The importance of thinking strategically and planning go hand-in-hand with crisis management leadership. Ascribed to General Eisenhower, the military adage that ‘Plans are nothing, planning is everything’ may appear counter-intuitive at first read, but it hides a hidden truth. Plans in crisis are about shaping the future state, but by definition are based on assumptions and incomplete information. Consequently, the need for flexibility and adaptability is key. What is important is the process of planning and the method and thought that goes into it. Most Western militaries use a similar method that meets these requirements. Whilst not being formulaic, it needs both evidence, analysis and judgment in equal measure. Critically, it needs to be reflective to ensure that as an assumption changes or another fact appears there needs to be a process of constantly testing and where necessary adjusting plans to reflect this. Consequently, another common military expression is that ‘a plan is only a basis for change’ or ‘no plan survives contact with the enemy.’ This philosophy has served successful commanders well through history and translates to wider resilience and crisis. This planning skill is much more than a mental algorithm or set of steps that somehow lead to a singular answer. It needs to be exercised regularly if a leader’s intuition is to be developed as a way of thinking critically and evidentially, but with the confidence to derive conclusions and decisions to act at the pace crises often emerge. All too often institutional decision making can lag behind a crisis, rather than getting ahead of and shaping the crisis. This invariably leads to reactive event-by-event management without ever getting to the point where you achieve what you seek to resolve.

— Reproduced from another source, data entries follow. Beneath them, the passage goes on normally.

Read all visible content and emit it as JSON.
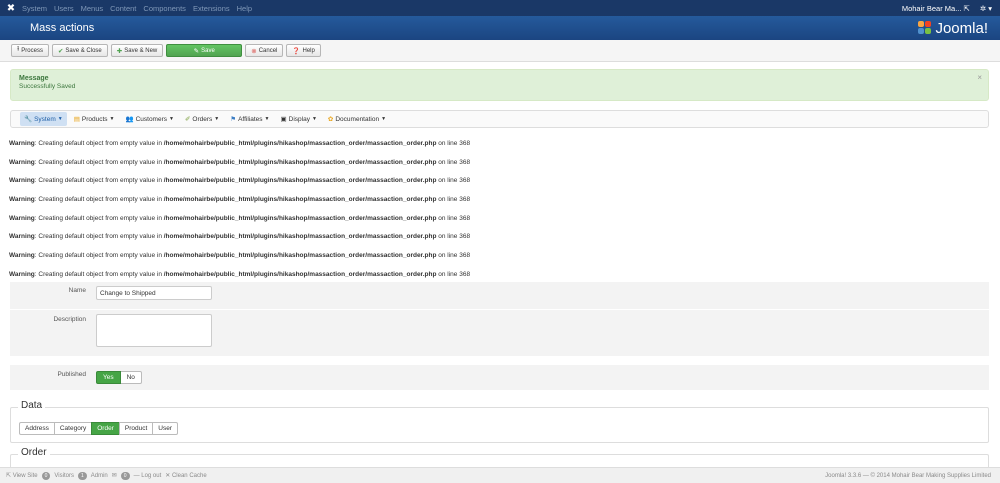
{
  "nav": {
    "menu": [
      "System",
      "Users",
      "Menus",
      "Content",
      "Components",
      "Extensions",
      "Help"
    ],
    "site_name": "Mohair Bear Ma...",
    "settings_caret": "▾"
  },
  "header": {
    "title": "Mass actions",
    "brand": "Joomla!"
  },
  "toolbar": {
    "process": "Process",
    "save_close": "Save & Close",
    "save_new": "Save & New",
    "save": "Save",
    "cancel": "Cancel",
    "help": "Help"
  },
  "message": {
    "heading": "Message",
    "text": "Successfully Saved",
    "close": "×"
  },
  "submenu": [
    "System",
    "Products",
    "Customers",
    "Orders",
    "Affiliates",
    "Display",
    "Documentation"
  ],
  "warnings": {
    "label": "Warning",
    "text": ": Creating default object from empty value in ",
    "path": "/home/mohairbe/public_html/plugins/hikashop/massaction_order/massaction_order.php",
    "suffix": " on line 368"
  },
  "form": {
    "name_label": "Name",
    "name_value": "Change to Shipped",
    "description_label": "Description",
    "description_value": "",
    "published_label": "Published",
    "yes": "Yes",
    "no": "No"
  },
  "data_section": {
    "legend": "Data",
    "tabs": [
      "Address",
      "Category",
      "Order",
      "Product",
      "User"
    ],
    "active_tab": "Order"
  },
  "order_section": {
    "legend": "Order"
  },
  "status": {
    "view_site": "View Site",
    "visitors_count": "0",
    "visitors": "Visitors",
    "admin_count": "1",
    "admin": "Admin",
    "messages_count": "0",
    "logout": "Log out",
    "clean_cache": "Clean Cache",
    "copyright": "Joomla! 3.3.6 — © 2014 Mohair Bear Making Supplies Limited"
  },
  "colors": {
    "navbar": "#1a3867",
    "header": "#1e4d8c",
    "success": "#46a546",
    "message_bg": "#dff0d8"
  }
}
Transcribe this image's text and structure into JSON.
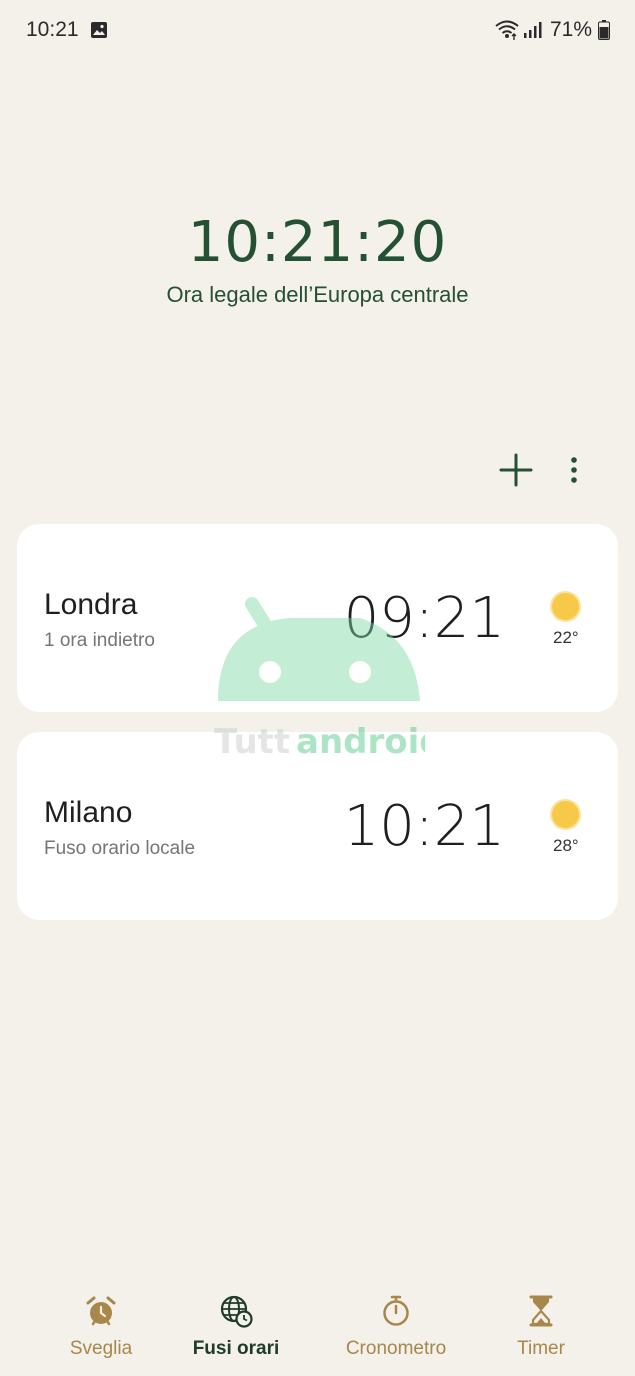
{
  "status_bar": {
    "time": "10:21",
    "battery": "71%",
    "icons": [
      "image-icon",
      "wifi-icon",
      "signal-icon",
      "battery-icon"
    ]
  },
  "main": {
    "time": "10:21:20",
    "zone": "Ora legale dell’Europa centrale"
  },
  "actions": {
    "icons": [
      "add-icon",
      "more-vert-icon"
    ]
  },
  "cities": [
    {
      "name": "Londra",
      "subtitle": "1 ora indietro",
      "time": "09:21",
      "temp": "22°",
      "weather_icon": "sun-icon"
    },
    {
      "name": "Milano",
      "subtitle": "Fuso orario locale",
      "time": "10:21",
      "temp": "28°",
      "weather_icon": "sun-icon"
    }
  ],
  "watermark": {
    "text": "Tuttandroid"
  },
  "nav": {
    "items": [
      {
        "label": "Sveglia",
        "icon": "alarm-clock-icon",
        "active": false
      },
      {
        "label": "Fusi orari",
        "icon": "globe-clock-icon",
        "active": true
      },
      {
        "label": "Cronometro",
        "icon": "stopwatch-icon",
        "active": false
      },
      {
        "label": "Timer",
        "icon": "hourglass-icon",
        "active": false
      }
    ]
  },
  "colors": {
    "background": "#f4f0ea",
    "accent_green": "#245033",
    "nav_inactive": "#a8874a",
    "sun": "#f7c948",
    "card": "#ffffff"
  }
}
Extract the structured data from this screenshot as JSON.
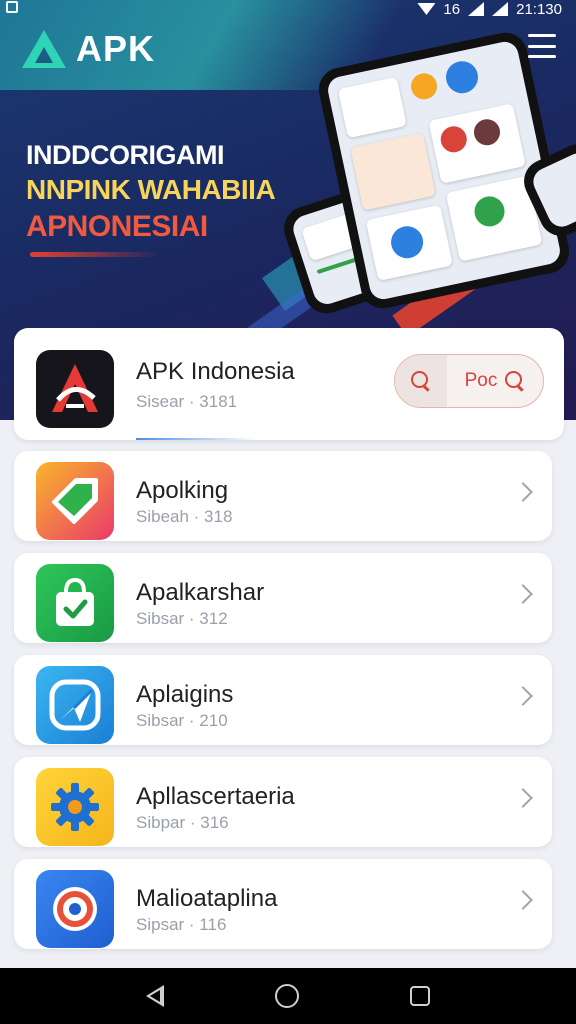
{
  "status_bar": {
    "network": "16",
    "time": "21:130"
  },
  "header": {
    "logo_text": "APK",
    "menu_icon": "hamburger-menu-icon"
  },
  "hero": {
    "line1": "INDDCORIGAMI",
    "line2": "NNPINK WAHABIIA",
    "line3": "APNONESIAI",
    "colors": {
      "line1": "#ffffff",
      "line2": "#f6d55a",
      "line3": "#f05a3e"
    }
  },
  "featured": {
    "title": "APK Indonesia",
    "subtitle": "Sisear · 3181",
    "search_label": "Poc",
    "icon": "apk-indonesia-app-icon"
  },
  "apps": [
    {
      "title": "Apolking",
      "subtitle": "Sibeah · 318",
      "icon": "tag-app-icon",
      "gradient": [
        "#f8b52c",
        "#ea3a6a"
      ]
    },
    {
      "title": "Apalkarshar",
      "subtitle": "Sibsar · 312",
      "icon": "shopping-bag-app-icon",
      "gradient": [
        "#2fc65a",
        "#199a44"
      ]
    },
    {
      "title": "Aplaigins",
      "subtitle": "Sibsar · 210",
      "icon": "send-app-icon",
      "gradient": [
        "#3bb6f0",
        "#1a7fd6"
      ]
    },
    {
      "title": "Apllascertaeria",
      "subtitle": "Sibpar · 316",
      "icon": "gear-app-icon",
      "gradient": [
        "#ffd43a",
        "#f5b51a"
      ]
    },
    {
      "title": "Malioataplina",
      "subtitle": "Sipsar · 116",
      "icon": "target-app-icon",
      "gradient": [
        "#3a86f0",
        "#1f5fd0"
      ]
    }
  ]
}
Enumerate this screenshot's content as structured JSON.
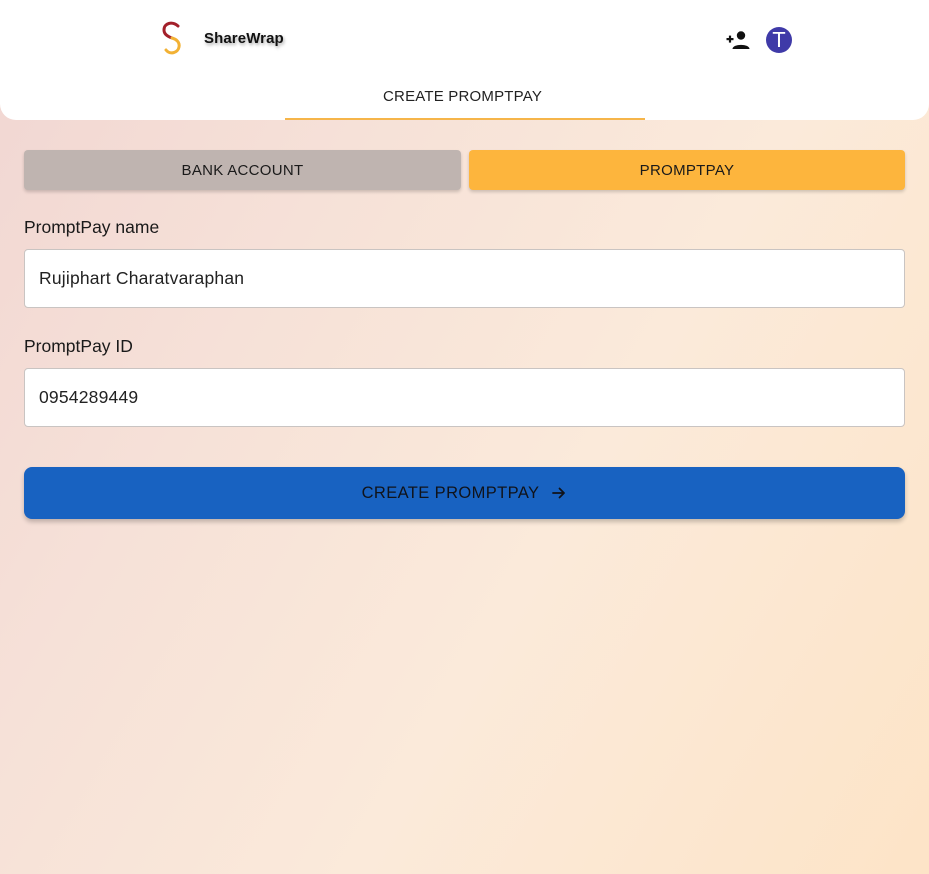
{
  "header": {
    "brand_name": "ShareWrap",
    "avatar_letter": "T",
    "tab_label": "CREATE PROMPTPAY",
    "icons": [
      "sharewrap-logo-icon",
      "person-add-icon"
    ],
    "colors": {
      "tab_underline": "#f6b54a",
      "avatar": "#3f3aa8"
    }
  },
  "segment": {
    "bank_label": "BANK ACCOUNT",
    "promptpay_label": "PROMPTPAY",
    "selected": "PROMPTPAY",
    "colors": {
      "inactive": "#bfb4b0",
      "active": "#fdb53d"
    }
  },
  "form": {
    "name_label": "PromptPay name",
    "name_value": "Rujiphart Charatvaraphan",
    "id_label": "PromptPay ID",
    "id_value": "0954289449"
  },
  "submit": {
    "label": "CREATE PROMPTPAY",
    "icon": "arrow-right-icon",
    "color": "#1862c1"
  }
}
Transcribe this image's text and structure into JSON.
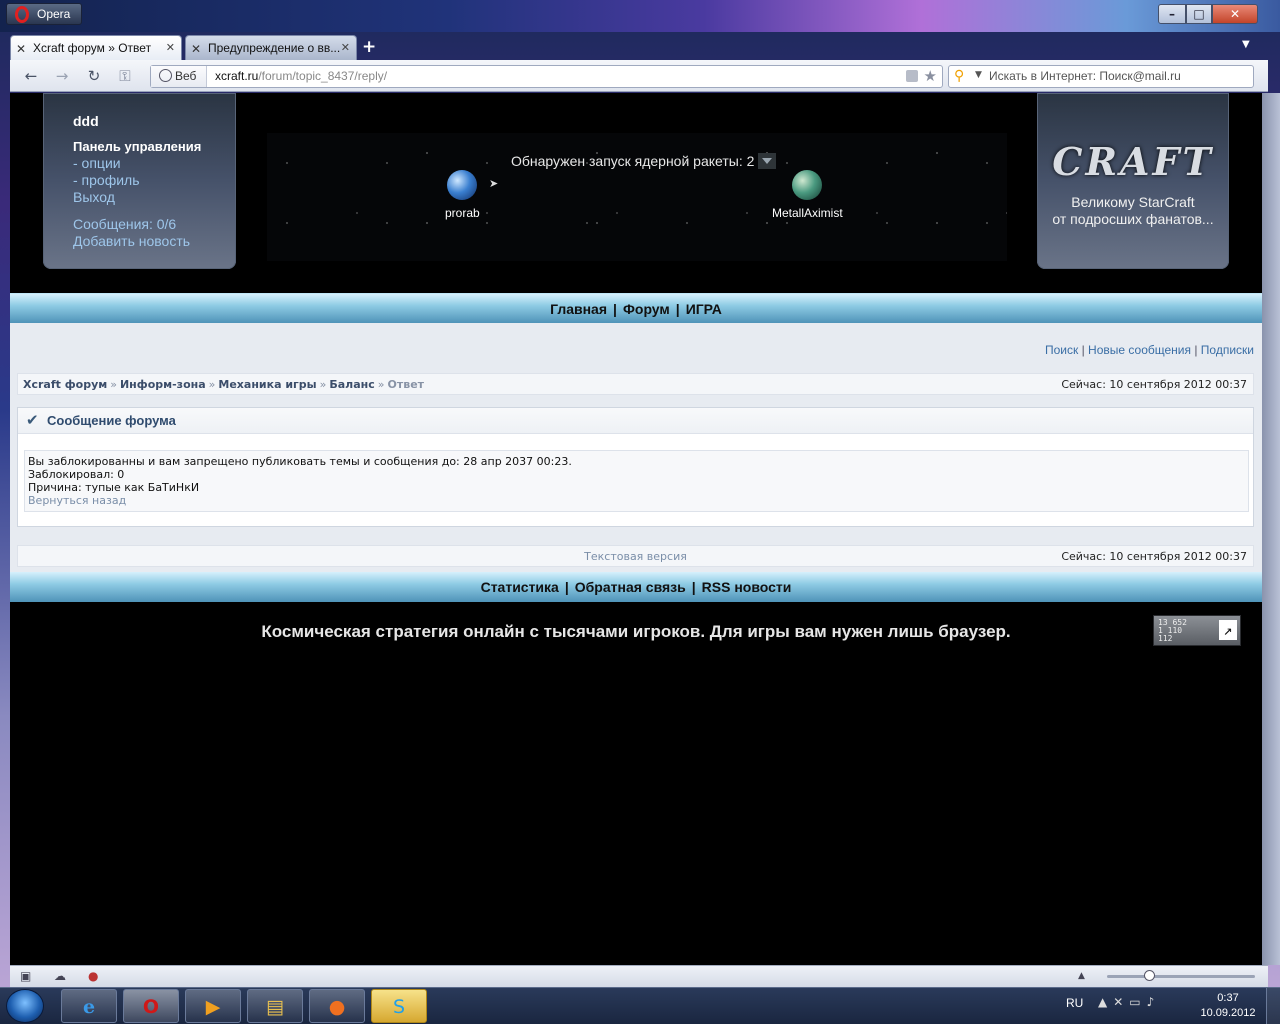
{
  "browser": {
    "menu_label": "Opera",
    "tabs": [
      {
        "label": "Xcraft форум » Ответ",
        "active": true
      },
      {
        "label": "Предупреждение о вв...",
        "active": false
      }
    ],
    "address": {
      "badge": "Веб",
      "url_host": "xcraft.ru",
      "url_path": "/forum/topic_8437/reply/"
    },
    "search": {
      "placeholder": "Искать в Интернет: Поиск@mail.ru"
    }
  },
  "site": {
    "user_panel": {
      "username": "ddd",
      "control_panel_title": "Панель управления",
      "options_link": "- опции",
      "profile_link": "- профиль",
      "logout_link": "Выход",
      "messages_link": "Сообщения: 0/6",
      "add_news_link": "Добавить новость"
    },
    "game_event": {
      "text": "Обнаружен запуск ядерной ракеты: 2",
      "attacker": "prorab",
      "target": "MetallAximist"
    },
    "brand": {
      "logo_text": "CRAFT",
      "tagline_line1": "Великому StarCraft",
      "tagline_line2": "от подросших фанатов..."
    },
    "main_nav": [
      "Главная",
      "Форум",
      "ИГРА"
    ],
    "top_links": [
      "Поиск",
      "Новые сообщения",
      "Подписки"
    ],
    "breadcrumb": [
      "Xcraft форум",
      "Информ-зона",
      "Механика игры",
      "Баланс"
    ],
    "breadcrumb_current": "Ответ",
    "server_time": "Сейчас: 10 сентября 2012 00:37",
    "message": {
      "title": "Сообщение форума",
      "line1": "Вы заблокированны и вам запрещено публиковать темы и сообщения до: 28 апр 2037 00:23.",
      "line2": "Заблокировал: 0",
      "line3": "Причина: тупые как БаТиНкИ",
      "back_link": "Вернуться назад"
    },
    "text_version": "Текстовая версия",
    "footer_nav": [
      "Статистика",
      "Обратная связь",
      "RSS новости"
    ],
    "footer_tagline": "Космическая стратегия онлайн с тысячами игроков. Для игры вам нужен лишь браузер.",
    "counter": {
      "line1": "13 652",
      "line2": "1 110",
      "line3": "112"
    }
  },
  "taskbar": {
    "language": "RU",
    "time": "0:37",
    "date": "10.09.2012"
  }
}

Making tough decisions in adversity…

Finally, there is both art and science behind when and when not to make decisions and initiate action. The military culture is predominantly action-centric, which can be a blessing and a curse. However, both military culture and practice is about making tough decisions in adversity, often under both extreme time and moral pressure; there are few professions where risk to life is an everyday factor. This develops the importance and understanding of risk. This is not simply the blanket risk avoidance that one sees often in wider society, but the balancing of risk against benefit and the self-confidence to act and take responsibility for the consequences.

In sum, the benefits of using the military and military thinking to contribute to both resilience and crises is much more than a rapidly deployable body of men and women. Crisis and complexity are the lifeblood of military leaders and this culture and ethos has much to offer to wider society in helping to face some of the challenges that societies face. Militaries can inject energy, rigour and make things happen.